Cummings watched the naval battle from ashore: "We looked over our right shoulders to the west through the rain squalls and saw the greatest firework display that one has ever seen. Ships blowing up. Searchlights on. The flash of guns' fire on the ocean."

"And we saw it all. I mean, we saw it from 15 miles away, 10 miles. You'd see this huge, just satanic kind of fire on the ocean. And we thought that the U.S. Navy, of course, was kicking their ass. And we did not know until about September 10 or so" what had happened.

Somebody had just come back from division headquarters with the word -- "you know we lost that sea battle. We lost four cruisers."

Theodore Cummings thought his brother had gone down with the Vincennes in what was to become known as "Ironbottom Sound." He only learned much later that Edwin had been "picked up in the water." He was wounded but would survive.

Edwin had been sent back to Australia and was on the submarine tender Fulton, which was tied up in Brisbane. In December 1942, Theodore Cummings' unit was pulled out of Guadalcanal and sent to Australia where they bedded down "in a wet, stinking, hot camp there just west of Brisbane."

"And I'll be damned.
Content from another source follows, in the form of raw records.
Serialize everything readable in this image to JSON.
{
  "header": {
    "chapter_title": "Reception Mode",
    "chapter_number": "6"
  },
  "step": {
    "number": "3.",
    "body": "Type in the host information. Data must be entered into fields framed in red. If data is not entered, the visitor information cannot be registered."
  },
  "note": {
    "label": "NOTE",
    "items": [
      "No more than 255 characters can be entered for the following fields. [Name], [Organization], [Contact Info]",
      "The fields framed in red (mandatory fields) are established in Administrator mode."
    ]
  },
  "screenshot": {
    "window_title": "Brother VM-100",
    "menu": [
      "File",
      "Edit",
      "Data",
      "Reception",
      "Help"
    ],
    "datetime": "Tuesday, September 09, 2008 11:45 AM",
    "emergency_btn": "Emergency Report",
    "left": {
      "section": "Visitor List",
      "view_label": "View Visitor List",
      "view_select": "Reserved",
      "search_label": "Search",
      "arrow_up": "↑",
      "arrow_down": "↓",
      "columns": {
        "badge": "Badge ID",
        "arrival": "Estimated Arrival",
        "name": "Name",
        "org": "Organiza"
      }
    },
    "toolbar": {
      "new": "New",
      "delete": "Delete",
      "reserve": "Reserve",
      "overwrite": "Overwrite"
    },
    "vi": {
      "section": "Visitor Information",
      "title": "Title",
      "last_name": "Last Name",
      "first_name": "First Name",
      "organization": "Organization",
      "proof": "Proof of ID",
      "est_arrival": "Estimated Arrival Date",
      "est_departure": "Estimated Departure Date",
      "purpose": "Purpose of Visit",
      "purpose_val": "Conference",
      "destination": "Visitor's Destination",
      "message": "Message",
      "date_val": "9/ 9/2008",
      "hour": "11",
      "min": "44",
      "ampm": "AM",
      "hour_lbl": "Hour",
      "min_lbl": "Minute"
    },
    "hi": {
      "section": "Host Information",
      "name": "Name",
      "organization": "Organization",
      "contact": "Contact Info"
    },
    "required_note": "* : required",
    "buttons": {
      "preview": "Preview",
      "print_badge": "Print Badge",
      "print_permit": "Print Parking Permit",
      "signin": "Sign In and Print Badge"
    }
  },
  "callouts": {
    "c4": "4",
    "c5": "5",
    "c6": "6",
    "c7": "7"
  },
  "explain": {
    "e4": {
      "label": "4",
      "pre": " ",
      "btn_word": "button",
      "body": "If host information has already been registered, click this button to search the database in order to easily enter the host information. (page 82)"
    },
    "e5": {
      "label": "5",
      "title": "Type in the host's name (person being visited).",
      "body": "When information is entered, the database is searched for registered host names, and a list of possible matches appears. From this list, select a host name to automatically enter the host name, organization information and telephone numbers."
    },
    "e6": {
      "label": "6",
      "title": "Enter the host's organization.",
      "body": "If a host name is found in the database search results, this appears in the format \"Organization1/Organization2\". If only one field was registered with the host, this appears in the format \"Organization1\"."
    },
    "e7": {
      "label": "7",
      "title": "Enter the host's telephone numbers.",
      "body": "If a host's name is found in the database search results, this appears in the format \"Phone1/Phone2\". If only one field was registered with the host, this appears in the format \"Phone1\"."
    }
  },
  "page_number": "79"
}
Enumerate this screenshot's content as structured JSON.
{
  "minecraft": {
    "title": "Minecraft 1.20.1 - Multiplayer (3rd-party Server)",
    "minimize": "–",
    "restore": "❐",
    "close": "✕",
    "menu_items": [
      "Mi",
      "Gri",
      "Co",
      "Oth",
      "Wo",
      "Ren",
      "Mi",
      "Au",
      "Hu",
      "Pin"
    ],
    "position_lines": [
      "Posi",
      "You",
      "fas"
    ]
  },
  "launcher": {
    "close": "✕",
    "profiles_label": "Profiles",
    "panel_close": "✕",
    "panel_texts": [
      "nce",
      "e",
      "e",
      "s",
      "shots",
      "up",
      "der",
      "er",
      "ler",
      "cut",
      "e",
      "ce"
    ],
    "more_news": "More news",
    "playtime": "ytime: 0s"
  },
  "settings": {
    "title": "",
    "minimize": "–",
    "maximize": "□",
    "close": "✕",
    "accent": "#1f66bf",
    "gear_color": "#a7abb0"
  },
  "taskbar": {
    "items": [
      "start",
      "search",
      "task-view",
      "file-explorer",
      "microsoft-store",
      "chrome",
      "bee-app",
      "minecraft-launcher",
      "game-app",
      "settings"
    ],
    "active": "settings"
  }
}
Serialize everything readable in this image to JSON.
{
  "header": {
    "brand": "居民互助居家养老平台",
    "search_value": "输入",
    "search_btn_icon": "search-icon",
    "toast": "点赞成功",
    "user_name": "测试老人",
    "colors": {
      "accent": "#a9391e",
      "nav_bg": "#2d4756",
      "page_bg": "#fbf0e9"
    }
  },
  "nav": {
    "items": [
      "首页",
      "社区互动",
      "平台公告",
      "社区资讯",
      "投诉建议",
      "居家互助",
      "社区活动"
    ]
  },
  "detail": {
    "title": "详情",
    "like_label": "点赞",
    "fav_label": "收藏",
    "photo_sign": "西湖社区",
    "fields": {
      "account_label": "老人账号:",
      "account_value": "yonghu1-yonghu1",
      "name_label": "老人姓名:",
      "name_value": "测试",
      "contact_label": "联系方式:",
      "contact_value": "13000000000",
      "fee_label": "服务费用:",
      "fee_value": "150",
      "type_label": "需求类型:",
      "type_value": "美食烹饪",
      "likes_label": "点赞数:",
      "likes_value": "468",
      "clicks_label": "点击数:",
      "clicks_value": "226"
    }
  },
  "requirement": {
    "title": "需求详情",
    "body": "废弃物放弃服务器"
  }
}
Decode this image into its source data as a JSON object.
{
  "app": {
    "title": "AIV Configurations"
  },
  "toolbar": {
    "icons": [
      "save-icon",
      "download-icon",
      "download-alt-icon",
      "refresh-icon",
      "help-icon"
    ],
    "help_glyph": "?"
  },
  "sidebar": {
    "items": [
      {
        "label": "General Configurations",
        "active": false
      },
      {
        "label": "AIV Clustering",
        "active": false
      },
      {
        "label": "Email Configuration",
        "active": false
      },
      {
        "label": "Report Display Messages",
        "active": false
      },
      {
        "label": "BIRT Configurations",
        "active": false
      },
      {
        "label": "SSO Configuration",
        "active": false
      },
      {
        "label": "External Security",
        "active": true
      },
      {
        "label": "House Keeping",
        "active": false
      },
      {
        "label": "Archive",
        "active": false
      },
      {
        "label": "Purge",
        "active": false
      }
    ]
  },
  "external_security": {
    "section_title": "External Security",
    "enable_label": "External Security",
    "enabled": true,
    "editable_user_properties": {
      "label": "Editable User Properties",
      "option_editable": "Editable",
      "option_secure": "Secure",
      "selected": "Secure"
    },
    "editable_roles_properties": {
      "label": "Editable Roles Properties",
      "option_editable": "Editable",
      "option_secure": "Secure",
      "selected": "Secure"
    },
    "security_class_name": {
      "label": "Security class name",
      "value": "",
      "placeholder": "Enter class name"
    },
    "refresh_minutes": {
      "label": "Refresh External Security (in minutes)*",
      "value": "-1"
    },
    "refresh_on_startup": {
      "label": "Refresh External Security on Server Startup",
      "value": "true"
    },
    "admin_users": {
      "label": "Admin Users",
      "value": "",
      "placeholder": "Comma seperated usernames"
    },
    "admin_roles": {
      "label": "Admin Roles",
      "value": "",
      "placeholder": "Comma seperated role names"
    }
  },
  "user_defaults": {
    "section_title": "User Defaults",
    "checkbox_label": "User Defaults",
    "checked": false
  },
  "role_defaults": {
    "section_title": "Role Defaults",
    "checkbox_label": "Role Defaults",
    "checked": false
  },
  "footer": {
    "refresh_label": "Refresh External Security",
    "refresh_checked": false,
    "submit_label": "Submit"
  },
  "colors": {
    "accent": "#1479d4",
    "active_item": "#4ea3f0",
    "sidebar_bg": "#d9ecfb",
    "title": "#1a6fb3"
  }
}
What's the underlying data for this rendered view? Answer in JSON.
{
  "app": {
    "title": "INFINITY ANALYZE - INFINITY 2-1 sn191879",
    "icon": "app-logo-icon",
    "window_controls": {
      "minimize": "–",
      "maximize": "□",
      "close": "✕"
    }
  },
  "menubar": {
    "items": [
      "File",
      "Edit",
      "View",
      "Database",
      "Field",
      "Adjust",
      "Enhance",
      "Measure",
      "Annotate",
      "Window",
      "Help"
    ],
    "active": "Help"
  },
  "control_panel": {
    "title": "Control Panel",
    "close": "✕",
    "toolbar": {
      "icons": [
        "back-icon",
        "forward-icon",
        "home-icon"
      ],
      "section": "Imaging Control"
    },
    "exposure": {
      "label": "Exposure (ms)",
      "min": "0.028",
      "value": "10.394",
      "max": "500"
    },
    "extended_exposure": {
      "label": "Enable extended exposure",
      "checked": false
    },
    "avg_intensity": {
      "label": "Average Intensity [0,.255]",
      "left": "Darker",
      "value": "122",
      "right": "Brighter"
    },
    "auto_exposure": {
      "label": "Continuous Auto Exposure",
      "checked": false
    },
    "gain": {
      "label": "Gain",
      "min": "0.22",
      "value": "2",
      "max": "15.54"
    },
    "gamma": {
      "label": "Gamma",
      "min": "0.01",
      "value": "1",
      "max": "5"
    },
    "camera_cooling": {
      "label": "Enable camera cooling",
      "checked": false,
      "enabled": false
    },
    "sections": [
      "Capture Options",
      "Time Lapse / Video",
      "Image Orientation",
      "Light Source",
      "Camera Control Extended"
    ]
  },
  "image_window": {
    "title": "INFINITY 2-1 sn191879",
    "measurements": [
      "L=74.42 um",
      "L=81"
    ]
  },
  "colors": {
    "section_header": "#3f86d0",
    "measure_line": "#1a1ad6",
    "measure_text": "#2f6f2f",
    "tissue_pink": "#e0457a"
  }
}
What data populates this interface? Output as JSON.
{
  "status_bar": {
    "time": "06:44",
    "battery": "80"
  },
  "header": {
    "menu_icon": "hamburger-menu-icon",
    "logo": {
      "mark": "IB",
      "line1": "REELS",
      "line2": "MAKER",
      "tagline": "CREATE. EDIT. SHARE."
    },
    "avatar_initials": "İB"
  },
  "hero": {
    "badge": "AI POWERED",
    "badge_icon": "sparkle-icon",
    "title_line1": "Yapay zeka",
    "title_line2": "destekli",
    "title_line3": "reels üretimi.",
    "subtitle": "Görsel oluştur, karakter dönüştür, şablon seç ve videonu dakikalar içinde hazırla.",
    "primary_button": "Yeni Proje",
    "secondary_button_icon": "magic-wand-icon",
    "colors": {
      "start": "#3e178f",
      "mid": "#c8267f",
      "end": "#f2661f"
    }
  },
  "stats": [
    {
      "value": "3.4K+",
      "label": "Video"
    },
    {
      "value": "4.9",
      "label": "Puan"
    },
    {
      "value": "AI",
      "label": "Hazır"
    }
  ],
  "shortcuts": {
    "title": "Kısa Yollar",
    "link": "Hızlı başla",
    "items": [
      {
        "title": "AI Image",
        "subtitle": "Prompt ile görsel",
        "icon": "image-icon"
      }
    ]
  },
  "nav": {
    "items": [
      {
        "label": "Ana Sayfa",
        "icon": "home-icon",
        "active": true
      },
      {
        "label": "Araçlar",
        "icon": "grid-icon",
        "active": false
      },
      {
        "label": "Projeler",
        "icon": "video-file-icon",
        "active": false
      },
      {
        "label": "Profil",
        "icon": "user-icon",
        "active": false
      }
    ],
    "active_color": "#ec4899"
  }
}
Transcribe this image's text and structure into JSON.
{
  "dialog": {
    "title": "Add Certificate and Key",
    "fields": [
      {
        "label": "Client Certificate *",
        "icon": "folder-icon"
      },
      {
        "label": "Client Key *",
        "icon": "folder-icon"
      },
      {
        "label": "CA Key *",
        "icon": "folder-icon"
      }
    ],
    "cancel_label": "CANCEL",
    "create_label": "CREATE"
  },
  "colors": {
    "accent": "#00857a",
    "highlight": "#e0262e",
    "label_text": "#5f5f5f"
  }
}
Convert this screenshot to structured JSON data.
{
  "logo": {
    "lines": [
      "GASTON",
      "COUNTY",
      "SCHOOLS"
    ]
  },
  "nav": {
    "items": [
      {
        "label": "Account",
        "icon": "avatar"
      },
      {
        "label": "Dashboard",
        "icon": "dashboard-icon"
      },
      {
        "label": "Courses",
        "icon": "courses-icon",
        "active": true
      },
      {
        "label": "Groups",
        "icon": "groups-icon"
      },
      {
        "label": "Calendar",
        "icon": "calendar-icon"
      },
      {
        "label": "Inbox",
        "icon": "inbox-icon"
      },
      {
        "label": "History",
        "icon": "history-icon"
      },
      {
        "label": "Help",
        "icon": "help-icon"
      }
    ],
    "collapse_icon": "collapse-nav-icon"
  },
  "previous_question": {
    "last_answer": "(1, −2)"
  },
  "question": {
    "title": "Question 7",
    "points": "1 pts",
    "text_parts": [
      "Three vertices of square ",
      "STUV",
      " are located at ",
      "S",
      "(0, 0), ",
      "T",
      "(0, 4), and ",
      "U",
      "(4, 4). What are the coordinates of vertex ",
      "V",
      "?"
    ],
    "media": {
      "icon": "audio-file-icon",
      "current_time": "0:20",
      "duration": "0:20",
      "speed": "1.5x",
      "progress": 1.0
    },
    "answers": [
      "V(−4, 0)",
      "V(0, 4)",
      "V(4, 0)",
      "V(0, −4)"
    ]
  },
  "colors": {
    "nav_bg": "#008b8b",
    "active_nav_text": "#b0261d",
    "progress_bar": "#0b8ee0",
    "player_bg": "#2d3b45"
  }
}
A corpsman came back from having liberty in Brisbane and said that there'd been a fight in a pub where he was, and he found a guy. One guy's name was Cummings. His first name was Edwin. I'll be g--damned. It was my brother. Can you imagine? The -- the humanity of war. The humanity."

Some things stay with a veteran forever -- a line from a song, a last look at the old hometown from the window of a train, the unsubtle and high-decibel words of a drill sergeant that turned a civilian into a soldier.

For Theodore Cummings, it was a can of peaches. They had been on the island of Tulagi and the Navy was now taking them to Guadalcanal. They knew it was going to be bad.

"I can remember getting aboard this old cut-down destroyer. A sailor came to me with a can of peaches. Can you imagine that? A sailor gave me a can of peaches. He opened it up for me. And he gave me a toothbrush and a comb and I think some toothpaste. And a can of peaches," Cummings said.

On Tulagi, "we only had a day's rations when we went ashore there. So we lived on coconuts and stolen Japanese rice -- I mean recovered Japanese rice. Gave me those peaches. Big can of peaches. And that syrup. It was champagne. Beautiful, that guy was."